Charge-Driven Self-Assembled Microspheres Hydrogel Scaffolds for Combined Drug Delivery and Photothermal Therapy of Diabetic Wounds

The treatment of diabetic wound remains a big clinical challenge. Hydrogel that can provide physical barrier and humidity displays amazing potentials for managing the diabetic wounds healing.
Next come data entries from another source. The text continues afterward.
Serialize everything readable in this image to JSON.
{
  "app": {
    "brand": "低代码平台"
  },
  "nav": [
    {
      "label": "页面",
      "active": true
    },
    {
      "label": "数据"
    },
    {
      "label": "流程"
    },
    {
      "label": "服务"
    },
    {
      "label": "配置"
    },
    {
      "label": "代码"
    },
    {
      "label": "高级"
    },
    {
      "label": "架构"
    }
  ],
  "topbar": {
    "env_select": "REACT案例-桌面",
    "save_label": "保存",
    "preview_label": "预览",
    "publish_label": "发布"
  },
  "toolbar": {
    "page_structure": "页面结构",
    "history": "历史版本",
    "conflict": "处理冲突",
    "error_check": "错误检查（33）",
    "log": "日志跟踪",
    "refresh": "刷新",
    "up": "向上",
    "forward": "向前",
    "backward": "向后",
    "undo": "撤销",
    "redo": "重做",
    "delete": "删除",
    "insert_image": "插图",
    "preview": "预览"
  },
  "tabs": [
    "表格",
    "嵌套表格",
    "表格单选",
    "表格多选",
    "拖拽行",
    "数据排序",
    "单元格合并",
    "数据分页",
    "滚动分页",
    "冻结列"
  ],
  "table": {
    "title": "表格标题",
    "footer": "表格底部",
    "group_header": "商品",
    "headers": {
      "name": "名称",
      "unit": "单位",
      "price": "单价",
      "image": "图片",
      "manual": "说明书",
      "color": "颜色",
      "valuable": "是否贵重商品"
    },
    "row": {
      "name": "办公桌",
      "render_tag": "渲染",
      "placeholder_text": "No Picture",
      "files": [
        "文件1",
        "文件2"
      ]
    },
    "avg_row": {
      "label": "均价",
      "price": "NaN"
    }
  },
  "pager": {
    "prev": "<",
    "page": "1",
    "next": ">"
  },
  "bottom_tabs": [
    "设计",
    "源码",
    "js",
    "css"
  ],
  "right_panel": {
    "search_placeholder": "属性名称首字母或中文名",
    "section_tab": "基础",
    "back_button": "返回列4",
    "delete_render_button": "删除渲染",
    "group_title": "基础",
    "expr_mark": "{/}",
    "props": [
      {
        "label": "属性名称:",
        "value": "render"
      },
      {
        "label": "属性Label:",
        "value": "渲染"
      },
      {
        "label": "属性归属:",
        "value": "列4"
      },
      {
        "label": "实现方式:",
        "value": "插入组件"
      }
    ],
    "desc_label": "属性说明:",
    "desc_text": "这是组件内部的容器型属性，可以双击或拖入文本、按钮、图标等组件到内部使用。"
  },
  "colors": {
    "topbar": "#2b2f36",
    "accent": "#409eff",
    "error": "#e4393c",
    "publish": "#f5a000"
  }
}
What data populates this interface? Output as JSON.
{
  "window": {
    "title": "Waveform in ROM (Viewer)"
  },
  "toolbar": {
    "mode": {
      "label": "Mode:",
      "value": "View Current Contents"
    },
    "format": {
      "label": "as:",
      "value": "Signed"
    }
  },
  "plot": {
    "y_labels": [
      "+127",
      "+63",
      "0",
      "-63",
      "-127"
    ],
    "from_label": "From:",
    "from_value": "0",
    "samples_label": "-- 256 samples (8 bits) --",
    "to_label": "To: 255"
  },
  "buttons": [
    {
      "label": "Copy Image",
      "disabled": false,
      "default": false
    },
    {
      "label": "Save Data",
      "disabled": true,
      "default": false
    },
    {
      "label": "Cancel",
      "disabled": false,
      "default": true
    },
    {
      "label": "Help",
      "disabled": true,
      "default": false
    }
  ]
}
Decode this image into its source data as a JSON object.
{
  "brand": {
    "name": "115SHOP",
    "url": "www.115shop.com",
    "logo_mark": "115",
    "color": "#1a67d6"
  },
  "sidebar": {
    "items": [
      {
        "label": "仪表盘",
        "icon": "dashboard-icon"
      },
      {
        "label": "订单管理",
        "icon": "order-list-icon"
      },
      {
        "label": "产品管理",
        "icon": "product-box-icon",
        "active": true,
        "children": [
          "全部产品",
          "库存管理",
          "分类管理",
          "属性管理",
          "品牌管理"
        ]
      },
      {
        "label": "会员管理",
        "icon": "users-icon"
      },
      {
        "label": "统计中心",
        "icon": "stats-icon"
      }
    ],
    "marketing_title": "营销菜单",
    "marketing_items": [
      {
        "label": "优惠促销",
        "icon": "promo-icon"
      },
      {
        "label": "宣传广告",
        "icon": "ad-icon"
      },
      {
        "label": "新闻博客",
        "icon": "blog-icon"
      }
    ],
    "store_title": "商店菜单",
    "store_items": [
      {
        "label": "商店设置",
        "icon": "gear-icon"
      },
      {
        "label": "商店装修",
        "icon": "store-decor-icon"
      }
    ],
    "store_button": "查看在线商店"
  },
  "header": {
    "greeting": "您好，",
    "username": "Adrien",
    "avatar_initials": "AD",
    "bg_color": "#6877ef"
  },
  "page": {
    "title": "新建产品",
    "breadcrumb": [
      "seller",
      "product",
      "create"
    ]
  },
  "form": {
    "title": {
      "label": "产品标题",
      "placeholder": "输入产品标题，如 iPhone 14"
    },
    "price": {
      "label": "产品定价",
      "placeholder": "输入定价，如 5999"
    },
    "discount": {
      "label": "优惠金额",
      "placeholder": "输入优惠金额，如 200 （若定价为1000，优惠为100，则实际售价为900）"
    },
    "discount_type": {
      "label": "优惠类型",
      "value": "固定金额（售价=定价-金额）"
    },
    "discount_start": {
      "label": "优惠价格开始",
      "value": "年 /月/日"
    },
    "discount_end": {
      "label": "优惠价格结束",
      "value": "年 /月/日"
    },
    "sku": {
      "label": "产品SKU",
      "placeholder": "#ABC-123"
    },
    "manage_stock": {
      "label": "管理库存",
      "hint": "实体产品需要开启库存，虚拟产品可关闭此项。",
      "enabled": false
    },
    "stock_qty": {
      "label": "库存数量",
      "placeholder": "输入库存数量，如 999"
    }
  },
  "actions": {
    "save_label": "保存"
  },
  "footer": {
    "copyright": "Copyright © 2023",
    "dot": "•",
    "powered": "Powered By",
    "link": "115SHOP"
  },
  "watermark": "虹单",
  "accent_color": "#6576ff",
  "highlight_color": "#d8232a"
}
Herein, a new charge-driven self-assembled microsphere hydrogel scaffold (SMHS) is reported based on an electric charge interaction, by combining use of black phosphorus (BP)-contained chitosan methacryloyl (CS) microspheres with positive charge and basic fibroblast growth factor-contained hyaluronic acid methacryloyl (HA) microspheres with negative charge. The weak charge attraction among microspheres gives the SMHS the injectable characteristic. Due to the existence of BP, near-infrared (NIR) irradiation has obvious effects on the degradation and drug release behaviors of SMHS. Significantly, SMHS that combines the short-term physical (photothermal) intervention and long-term chemical (drug release) intervention may be promising in spatio-temporal regulation of regenerative microenvironment. SMHS with NIR irradiation (SMHS+NIR) can promote cell proliferation, cell migration, angiogenesis and macrophage polarization. Moreover, in diabetic rat skin wounds, SMHS+NIR significantly accelerates the wound healing process by simultaneously inhibiting the inflammatory response, promoting angiogenesis and tissues remodeling. The outcome of this research not only provides a biomaterial for diabetic wounds healing, but also demonstrates a new strategy for designing novel hydrogel-based biomaterials which have the free editing and combination functions.